I once bought a comfortable-looking pair of walking shoes bearing the name of a big-time golfer on the label. I thought that he should know about walking comfort for sure. I now doubt that Mr. Golfer ever heard of the gang who make the shoes.
They felt like wearing two overstuffed pillows and walking in them was more a question of keeping your balance than comfortably strolling. But, I put up with them for years before one day saying, “Enough is enough.” I walked resolutely to the garbage bin and rid myself of them, celebrity label and all. I felt free, liberated from a petty annoyance of my own making.
I looked up the definitions of nuisance and annoyance and learned they are pretty much the same thing, irritations of one kind or another causing mild anger. In my mind I categorize nuisances as people centred and annoyances as the environment around me. For example, a mosquito in the bedroom at 2 a.m. is a real annoyance while a drunk I once worked for was a blasted nuisance. A fine distinction.
A friend of mine recently suggested (jokingly, I hope) that I was becoming a curmudgeon so I’m being careful here to remain my sweet, reasonable self. To continue. I suppose the opposite of those of us who endure petty annoyances are the hyper critical people who must have everything in their lives just perfect and they go through all sorts of trouble and expense to keep everything near perfect.
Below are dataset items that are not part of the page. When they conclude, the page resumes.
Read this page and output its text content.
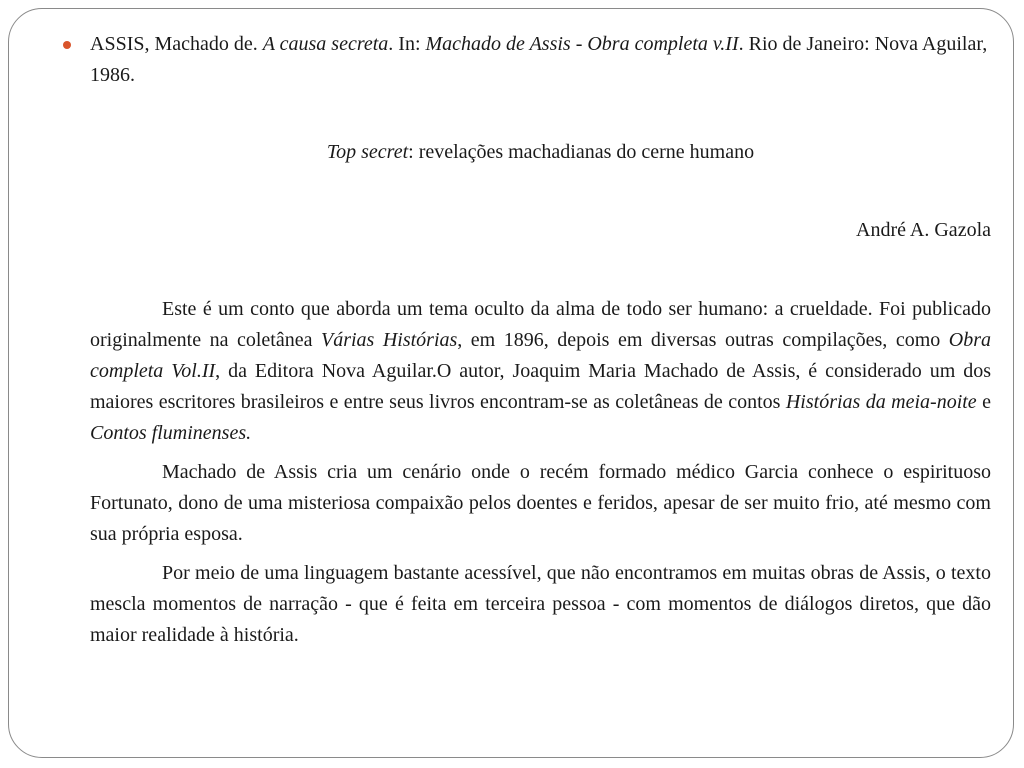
ASSIS, Machado de. A causa secreta. In: Machado de Assis - Obra completa v.II. Rio de Janeiro: Nova Aguilar, 1986.

Top secret: revelações machadianas do cerne humano
André A. Gazola

Este é um conto que aborda um tema oculto da alma de todo ser humano: a crueldade. Foi publicado originalmente na coletânea Várias Histórias, em 1896, depois em diversas outras compilações, como Obra completa Vol.II, da Editora Nova Aguilar.O autor, Joaquim Maria Machado de Assis, é considerado um dos maiores escritores brasileiros e entre seus livros encontram-se as coletâneas de contos Histórias da meia-noite e Contos fluminenses.

Machado de Assis cria um cenário onde o recém formado médico Garcia conhece o espirituoso Fortunato, dono de uma misteriosa compaixão pelos doentes e feridos, apesar de ser muito frio, até mesmo com sua própria esposa.

Por meio de uma linguagem bastante acessível, que não encontramos em muitas obras de Assis, o texto mescla momentos de narração - que é feita em terceira pessoa - com momentos de diálogos diretos, que dão maior realidade à história.
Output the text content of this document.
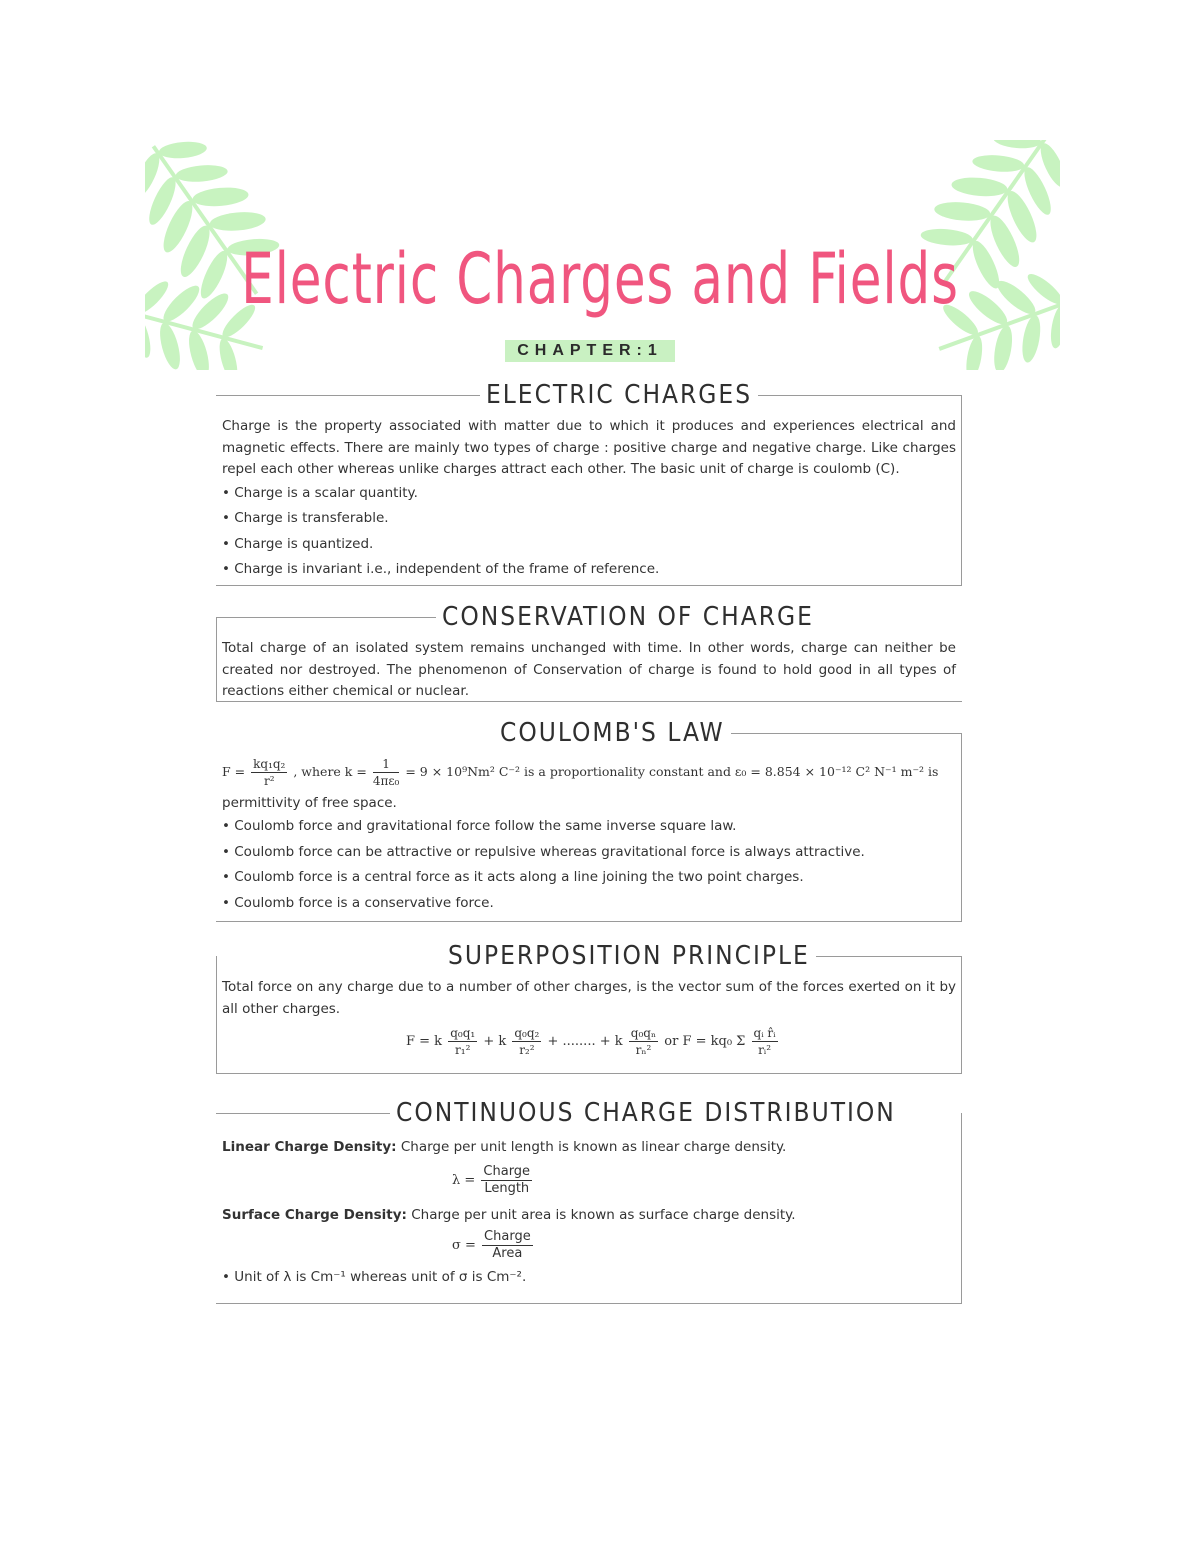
Electric Charges and Fields
CHAPTER:1
ELECTRIC CHARGES

Charge is the property associated with matter due to which it produces and experiences electrical and magnetic effects. There are mainly two types of charge : positive charge and negative charge. Like charges repel each other whereas unlike charges attract each other. The basic unit of charge is coulomb (C).

• Charge is a scalar quantity.
• Charge is transferable.
• Charge is quantized.
• Charge is invariant i.e., independent of the frame of reference.
CONSERVATION OF CHARGE

Total charge of an isolated system remains unchanged with time. In other words, charge can neither be created nor destroyed. The phenomenon of Conservation of charge is found to hold good in all types of reactions either chemical or nuclear.

COULOMB'S LAW
$F = \frac{\text{kq₁q₂}}{\text{r²}}$ , where $k = \frac{1}{\text{4πε₀}} = 9 \times 10^9Nm^2$ C⁻² is a proportionality constant and ε₀ = 8.854 × 10⁻¹² C² N⁻¹ m⁻² is
permittivity of free space.
• Coulomb force and gravitational force follow the same inverse square law.
• Coulomb force can be attractive or repulsive whereas gravitational force is always attractive.
• Coulomb force is a central force as it acts along a line joining the two point charges.
• Coulomb force is a conservative force.
SUPERPOSITION PRINCIPLE

Total force on any charge due to a number of other charges, is the vector sum of the forces exerted on it by all other charges.

F = k $\frac{\text{q₀q₁}}{\text{r₁²}} + k \frac{\text{q₀q₂}}{\text{r₂²}}$ + ........ + k $\frac{\text{q₀qₙ}}{\text{rₙ²}}$ or F = kq₀ Σ $\frac{\text{qᵢ r̂ᵢ}}{\text{rᵢ²}}$
CONTINUOUS CHARGE DISTRIBUTION
Linear Charge Density: Charge per unit length is known as linear charge density.
$\lambda = \frac{\text{Charge}}{\text{Length}}$
Surface Charge Density: Charge per unit area is known as surface charge density.
$\sigma = \frac{\text{Charge}}{\text{Area}}$
• Unit of λ is Cm⁻¹ whereas unit of σ is Cm⁻².
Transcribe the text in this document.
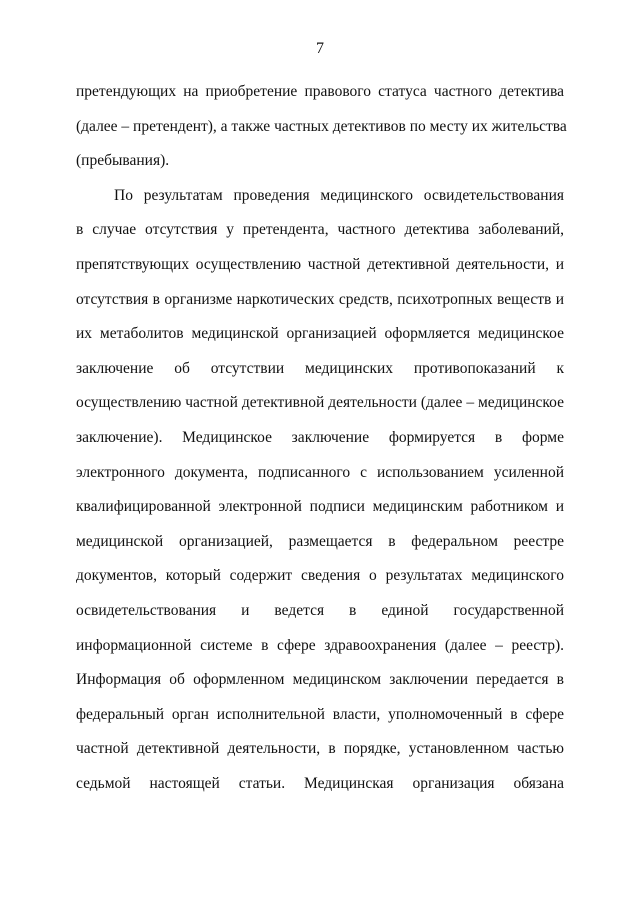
7
претендующих на приобретение правового статуса частного детектива
(далее – претендент), а также частных детективов по месту их жительства
(пребывания).
По результатам проведения медицинского освидетельствования
в случае отсутствия у претендента, частного детектива заболеваний,
препятствующих осуществлению частной детективной деятельности, и
отсутствия в организме наркотических средств, психотропных веществ и
их метаболитов медицинской организацией оформляется медицинское
заключение об отсутствии медицинских противопоказаний к
осуществлению частной детективной деятельности (далее – медицинское
заключение). Медицинское заключение формируется в форме
электронного документа, подписанного с использованием усиленной
квалифицированной электронной подписи медицинским работником и
медицинской организацией, размещается в федеральном реестре
документов, который содержит сведения о результатах медицинского
освидетельствования и ведется в единой государственной
информационной системе в сфере здравоохранения (далее – реестр).
Информация об оформленном медицинском заключении передается в
федеральный орган исполнительной власти, уполномоченный в сфере
частной детективной деятельности, в порядке, установленном частью
седьмой настоящей статьи. Медицинская организация обязана
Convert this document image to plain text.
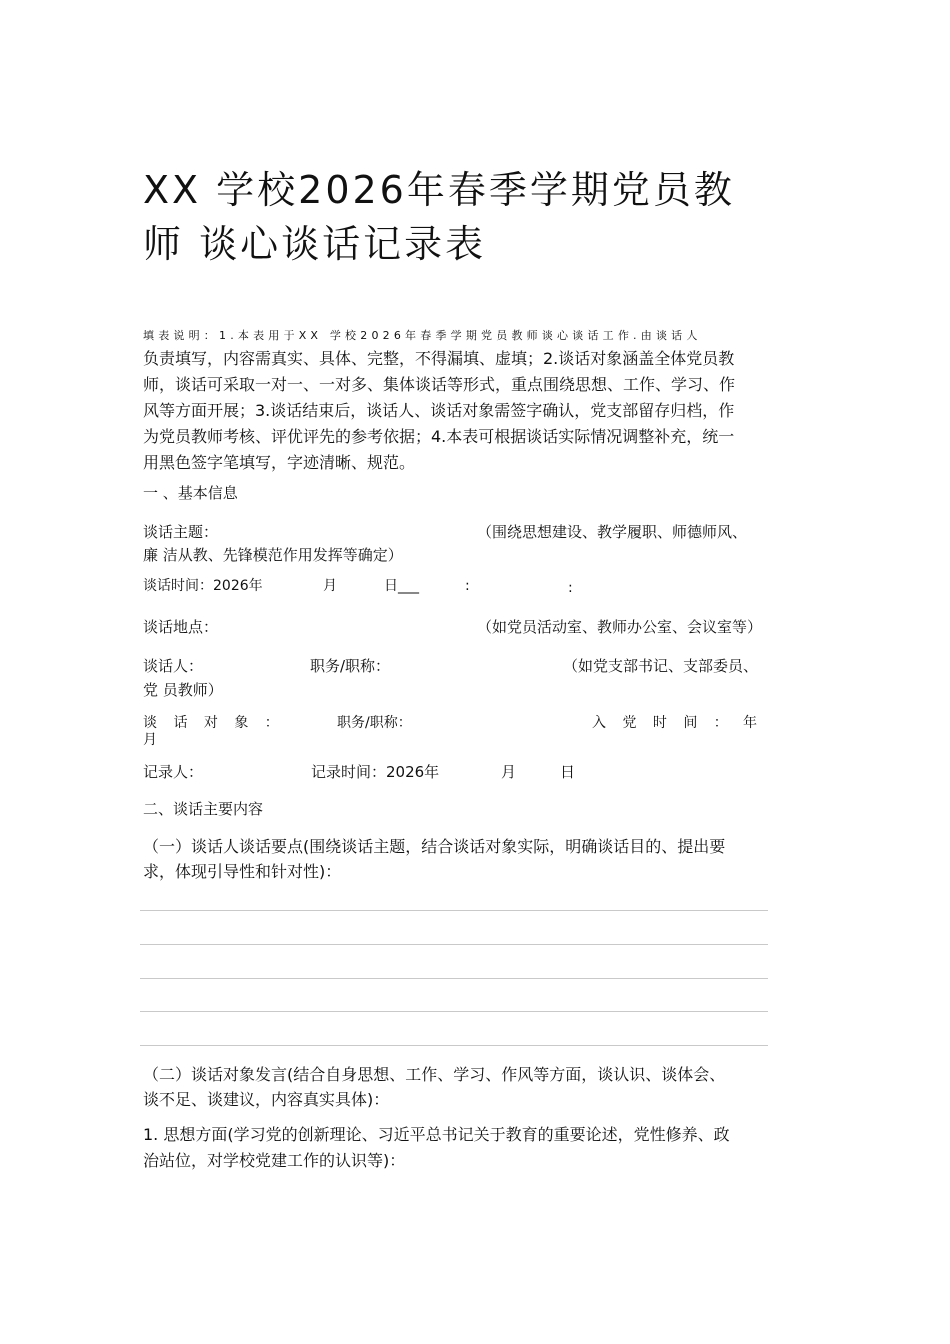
XX 学校2026年春季学期党员教
师 谈心谈话记录表
填表说明：1.本表用于XX 学校2026年春季学期党员教师谈心谈话工作.由谈话人
负责填写，内容需真实、具体、完整，不得漏填、虚填；2.谈话对象涵盖全体党员教
师，谈话可采取一对一、一对多、集体谈话等形式，重点围绕思想、工作、学习、作
风等方面开展；3.谈话结束后，谈话人、谈话对象需签字确认，党支部留存归档，作
为党员教师考核、评优评先的参考依据；4.本表可根据谈话实际情况调整补充，统一
用黑色签字笔填写，字迹清晰、规范。
一 、基本信息
谈话主题：	（围绕思想建设、教学履职、师德师风、
廉 洁从教、先锋模范作用发挥等确定）
谈话时间：2026年	月	日___	:	:
谈话地点：	（如党员活动室、教师办公室、会议室等）
谈话人：	职务/职称：	（如党支部书记、支部委员、
党 员教师）
谈 话 对 象 ：	职务/职称：	入 党 时 间 ： 年
月
记录人：	记录时间：2026年	月	日
二、谈话主要内容
（一）谈话人谈话要点(围绕谈话主题，结合谈话对象实际，明确谈话目的、提出要
求，体现引导性和针对性)：
（二）谈话对象发言(结合自身思想、工作、学习、作风等方面，谈认识、谈体会、
谈不足、谈建议，内容真实具体)：
1. 思想方面(学习党的创新理论、习近平总书记关于教育的重要论述，党性修养、政
治站位，对学校党建工作的认识等)：
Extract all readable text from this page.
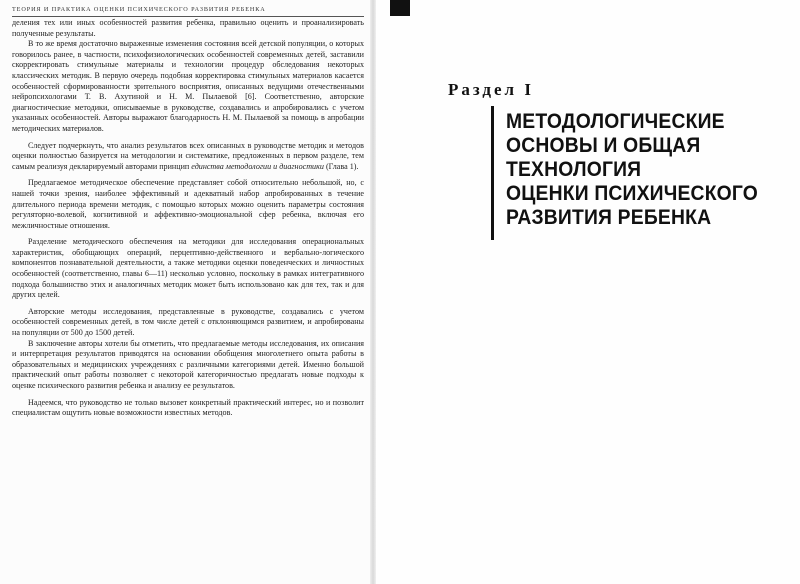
ТЕОРИЯ И ПРАКТИКА ОЦЕНКИ ПСИХИЧЕСКОГО РАЗВИТИЯ РЕБЕНКА

деления тех или иных особенностей развития ребенка, правильно оценить и проанализировать полученные результаты.

В то же время достаточно выраженные изменения состояния всей детской популяции, о которых говорилось ранее, в частности, психофизиологических особенностей современных детей, заставили скорректировать стимульные материалы и технологии процедур обследования некоторых классических методик. В первую очередь подобная корректировка стимульных материалов касается особенностей сформированности зрительного восприятия, описанных ведущими отечественными нейропсихологами Т. В. Ахутиной и Н. М. Пылаевой [6]. Соответственно, авторские диагностические методики, описываемые в руководстве, создавались и апробировались с учетом указанных особенностей. Авторы выражают благодарность Н. М. Пылаевой за помощь в апробации методических материалов.

Следует подчеркнуть, что анализ результатов всех описанных в руководстве методик и методов оценки полностью базируется на методологии и систематике, предложенных в первом разделе, тем самым реализуя декларируемый авторами принцип единства методологии и диагностики (Глава 1).

Предлагаемое методическое обеспечение представляет собой относительно небольшой, но, с нашей точки зрения, наиболее эффективный и адекватный набор апробированных в течение длительного периода времени методик, с помощью которых можно оценить параметры состояния регуляторно-волевой, когнитивной и аффективно-эмоциональной сфер ребенка, включая его межличностные отношения.

Разделение методического обеспечения на методики для исследования операциональных характеристик, обобщающих операций, перцептивно-действенного и вербально-логического компонентов познавательной деятельности, а также методики оценки поведенческих и личностных особенностей (соответственно, главы 6—11) несколько условно, поскольку в рамках интегративного подхода большинство этих и аналогичных методик может быть использовано как для тех, так и для других целей.

Авторские методы исследования, представленные в руководстве, создавались с учетом особенностей современных детей, в том числе детей с отклоняющимся развитием, и апробированы на популяции от 500 до 1500 детей.

В заключение авторы хотели бы отметить, что предлагаемые методы исследования, их описания и интерпретация результатов приводятся на основании обобщения многолетнего опыта работы в образовательных и медицинских учреждениях с различными категориями детей. Именно большой практический опыт работы позволяет с некоторой категоричностью предлагать новые подходы к оценке психического развития ребенка и анализу ее результатов.

Надеемся, что руководство не только вызовет конкретный практический интерес, но и позволит специалистам ощутить новые возможности известных методов.

Раздел I
МЕТОДОЛОГИЧЕСКИЕ
ОСНОВЫ И ОБЩАЯ
ТЕХНОЛОГИЯ
ОЦЕНКИ ПСИХИЧЕСКОГО
РАЗВИТИЯ РЕБЕНКА
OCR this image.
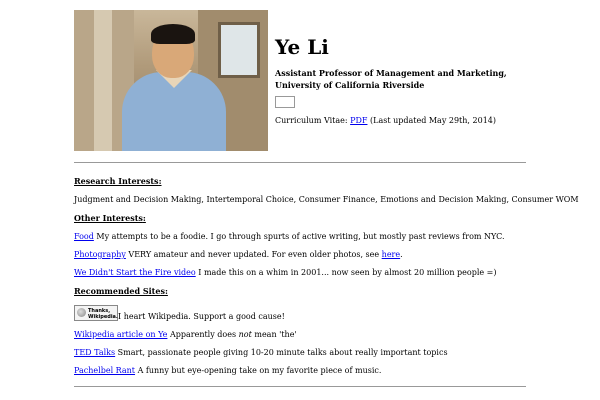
Ye Li
Assistant Professor of Management and Marketing, University of California Riverside
Curriculum Vitae: PDF (Last updated May 29th, 2014)
Research Interests:
Judgment and Decision Making, Intertemporal Choice, Consumer Finance, Emotions and Decision Making, Consumer WOM
Other Interests:
Food My attempts to be a foodie. I go through spurts of active writing, but mostly past reviews from NYC.
Photography VERY amateur and never updated. For even older photos, see here.
We Didn't Start the Fire video I made this on a whim in 2001... now seen by almost 20 million people =)
Recommended Sites:
Thanks, Wikipedia. I heart Wikipedia. Support a good cause!
Wikipedia article on Ye Apparently does not mean 'the'
TED Talks Smart, passionate people giving 10-20 minute talks about really important topics
Pachelbel Rant A funny but eye-opening take on my favorite piece of music.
The lawn must look like a putting green, the car showroom spotless, the kids marvels of evolution. Hah! A lifetime of that sort of behaviour and one risks landing up in the lunatic asylum while the rest of the world serenely goes on in their slovenly ways, not knowing or caring that you are no longer on the scene.
When we lived in the East, I had a lovely old wooden boat with a 30 horsepower Grey Marine engine that puttered along quietly and provided a perfect but worn platform for a day of relaxed fishing.
I invited an acquaintance along one day. We had barely cast off when he was up on his feet emptying ashtrays and polishing a wooden railing. He then decided to polish up the dashboard and the running light covers. The boat was nearly 30 years old and was simply beyond such nice housekeeping flourishes. So much for a restful day on the water. He was never invited back.
The point I want to make is that many of the things that bother us exist only by our own sufferance. Nuisance or annoyance, be rid of it.
There, that wasn’t too curmudgeonly, was it?